Los santos de Corinto combinaban una cierta arrogancia intelectual (véase 1 Cor. 8:1-2) con una considerable inestabilidad intelectual y espiritual, y como resultado algunos de ellos se dejaron llevar hasta el punto de negar la resurrección de los muertos (véase 1 Cor. 15:12), sin darse cuenta de que con ello estaban destruyendo los fundamentos mismos de su fe. Les atraía una religión intelectual y especulativa, más que práctica; y una de las características necesarias de esta religión era el progreso o la novedad, y lo que parecía firmemente sostenido un año podía ser abandonado al siguiente a medida que se introducían nuevas ideas. Ahí también, nos tememos, los cristianos de los países occidentales y de habla inglesa también han adquirido una notoriedad tan poco envidiable en los tiempos modernos.
¿No deberíamos, por tanto, prestar especial atención a la exhortación con la que Pablo termina su Primera Epístola a los Corintios? La menciona dos veces con palabras algo diferentes. Primero dice: «Por lo cual, amados hermanos míos, estad firmes, inconmovibles, abundando en la obra del Señor siempre, sabiendo que vuestro trabajo no es vano en el Señor» (1 Cor. 15:58).

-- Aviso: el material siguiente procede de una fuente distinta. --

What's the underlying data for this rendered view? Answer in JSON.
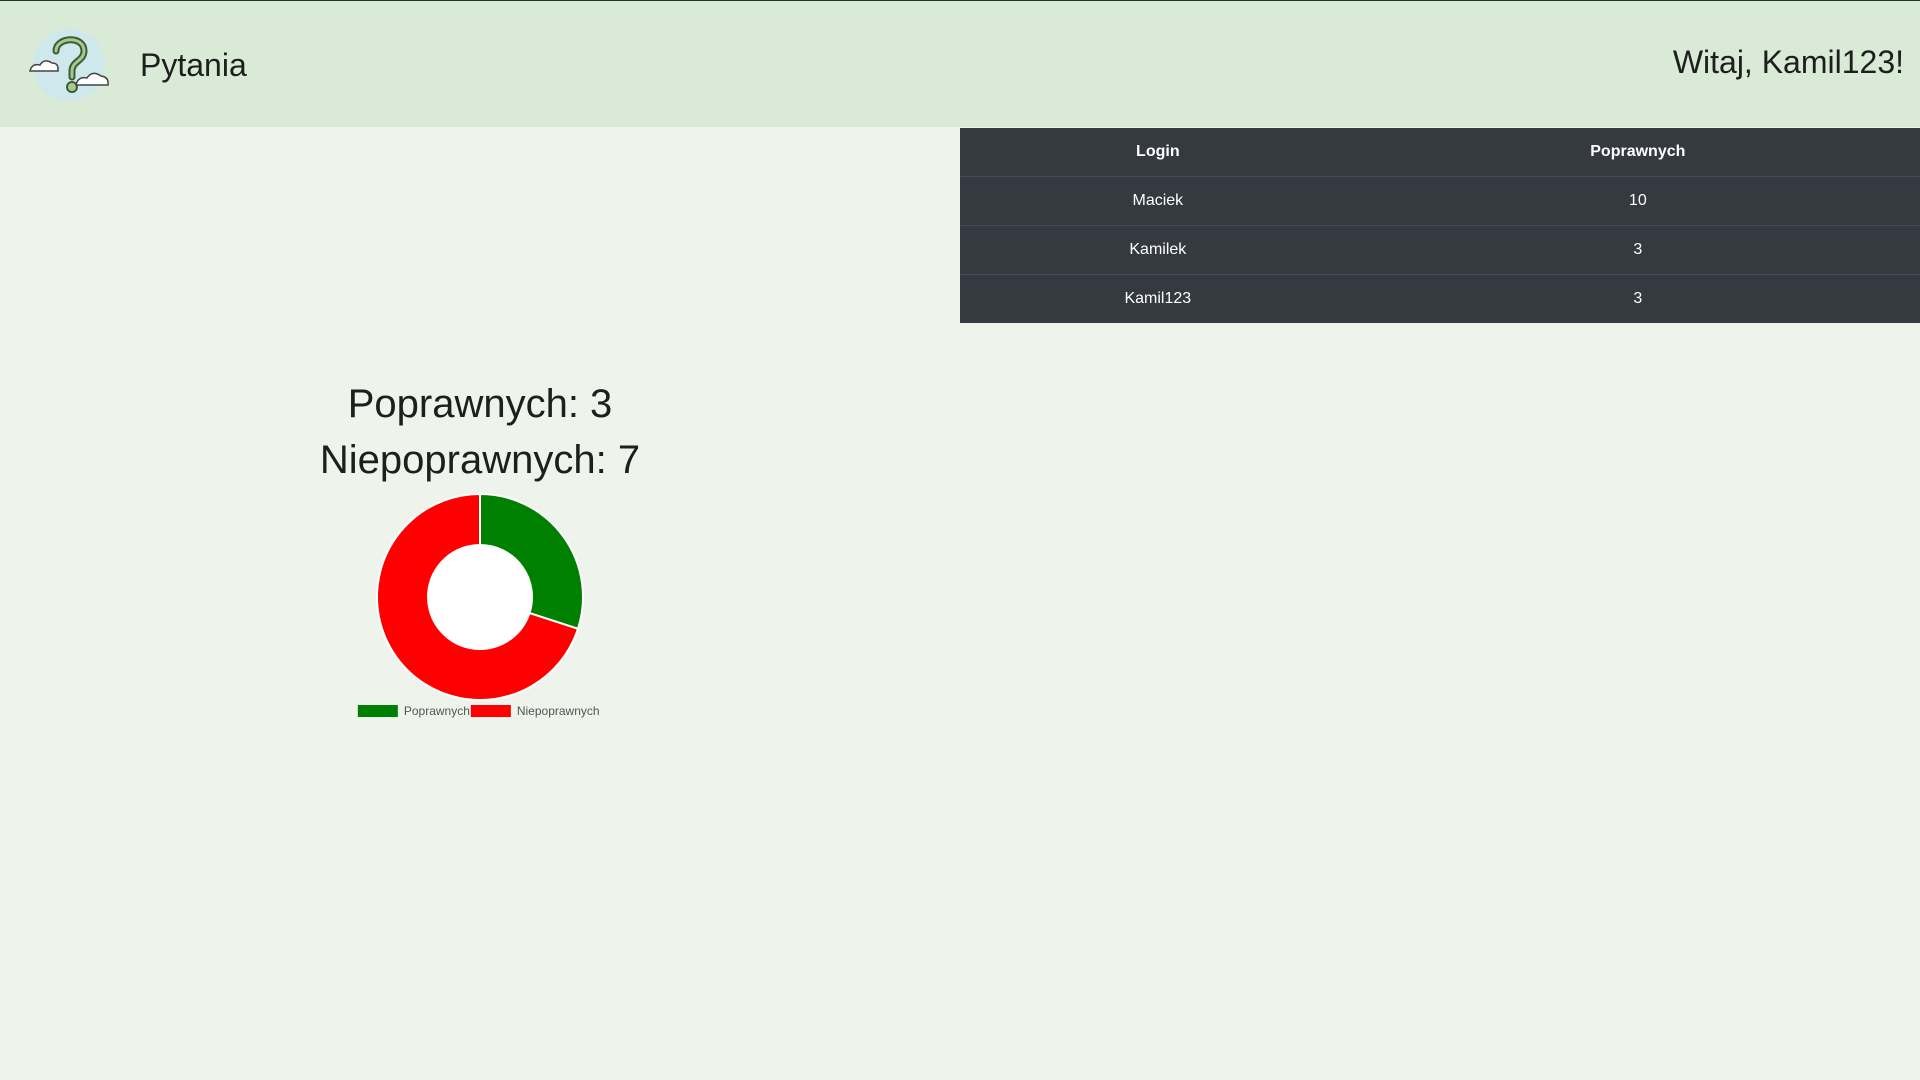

Y de nuevo: «Velad, estad firmes en la fe; portaos varonilmente, sed fuertes. Que todas vuestras cosas se hagan con amor» (1 Cor. 16:13-14).

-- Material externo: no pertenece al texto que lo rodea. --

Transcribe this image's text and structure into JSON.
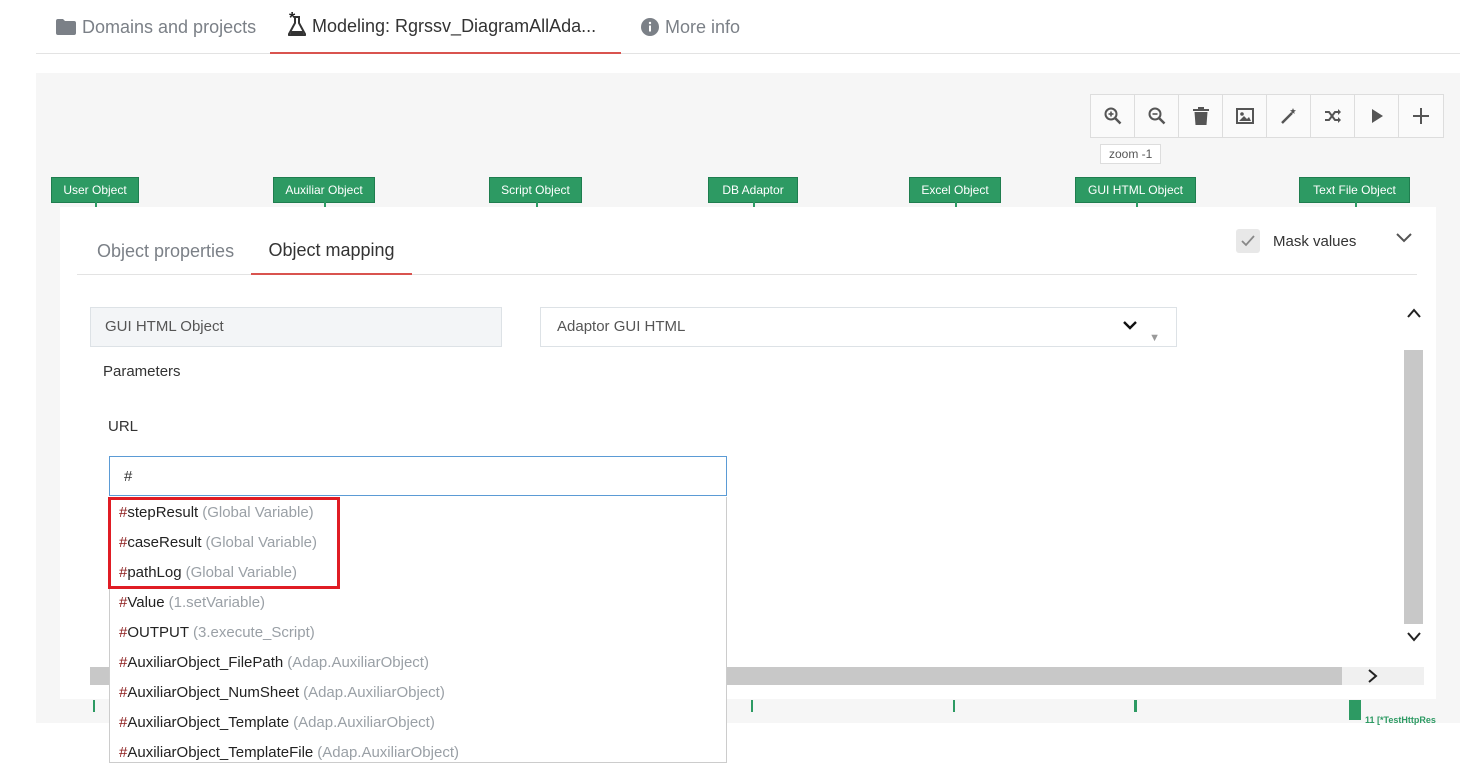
{
  "top_tabs": {
    "domains": "Domains and projects",
    "modeling_marker": "*",
    "modeling": "Modeling: Rgrssv_DiagramAllAda...",
    "more_info": "More info"
  },
  "toolbar": {
    "zoom_label": "zoom -1",
    "icons": [
      "zoom-in-icon",
      "zoom-out-icon",
      "trash-icon",
      "image-icon",
      "magic-wand-icon",
      "shuffle-icon",
      "play-icon",
      "plus-icon"
    ]
  },
  "nodes": [
    "User Object",
    "Auxiliar Object",
    "Script Object",
    "DB Adaptor",
    "Excel Object",
    "GUI HTML Object",
    "Text File Object"
  ],
  "panel": {
    "tab_properties": "Object properties",
    "tab_mapping": "Object mapping",
    "mask_values": "Mask values",
    "object_name": "GUI HTML Object",
    "adaptor": "Adaptor GUI HTML",
    "parameters": "Parameters",
    "url_label": "URL",
    "url_value": "#"
  },
  "bottom_text": "11 [*TestHttpRes",
  "autocomplete": [
    {
      "name": "stepResult",
      "source": "(Global Variable)"
    },
    {
      "name": "caseResult",
      "source": "(Global Variable)"
    },
    {
      "name": "pathLog",
      "source": "(Global Variable)"
    },
    {
      "name": "Value",
      "source": "(1.setVariable)"
    },
    {
      "name": "OUTPUT",
      "source": "(3.execute_Script)"
    },
    {
      "name": "AuxiliarObject_FilePath",
      "source": "(Adap.AuxiliarObject)"
    },
    {
      "name": "AuxiliarObject_NumSheet",
      "source": "(Adap.AuxiliarObject)"
    },
    {
      "name": "AuxiliarObject_Template",
      "source": "(Adap.AuxiliarObject)"
    },
    {
      "name": "AuxiliarObject_TemplateFile",
      "source": "(Adap.AuxiliarObject)"
    }
  ],
  "colors": {
    "accent": "#d9534f",
    "node_green": "#2d9a63",
    "highlight": "#e01c24"
  }
}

La idea principal de estos dos pasajes es la de la estabilidad. Debemos ser firmes e inconmovibles, y para ello debemos permanecer firmes en la fe. No puede haber estabilidad en el carácter cristiano a menos que nuestra fe esté profundamente arraigada, y para ello debemos estar bien instruidos en lo que es la fe: «nutrido en las palabras de la fe y de la buena doctrina» (1 Tim. 4:6), como dice el apóstol a Timoteo. Para llegar, debemos leer con diligencia la Palabra de Dios y darle el lugar de autoridad que le corresponde en nuestras almas. Es fatal acercarse a ella con cualquier confianza en nuestras propias capacidades intelectuales. Entonces comenzaremos a leer nuestros propios pensamientos en ella en lugar de extraer los de Dios, o nos sentiremos inclinados a pelearnos con ella y desafiar sus instrucciones, como hicieron los corintios. Parece haber casi un matiz de sarcasmo en las palabras del apóstol cuando escribe: «¿Acaso salió de vosotros la Palabra de Dios, o sois vosotros los únicos que la habéis recibido? Si alguno piensa ser profeta o espiritual, reconozca lo que os escribo, porque es mandamiento del Señor» (1 Cor. 14:36-37).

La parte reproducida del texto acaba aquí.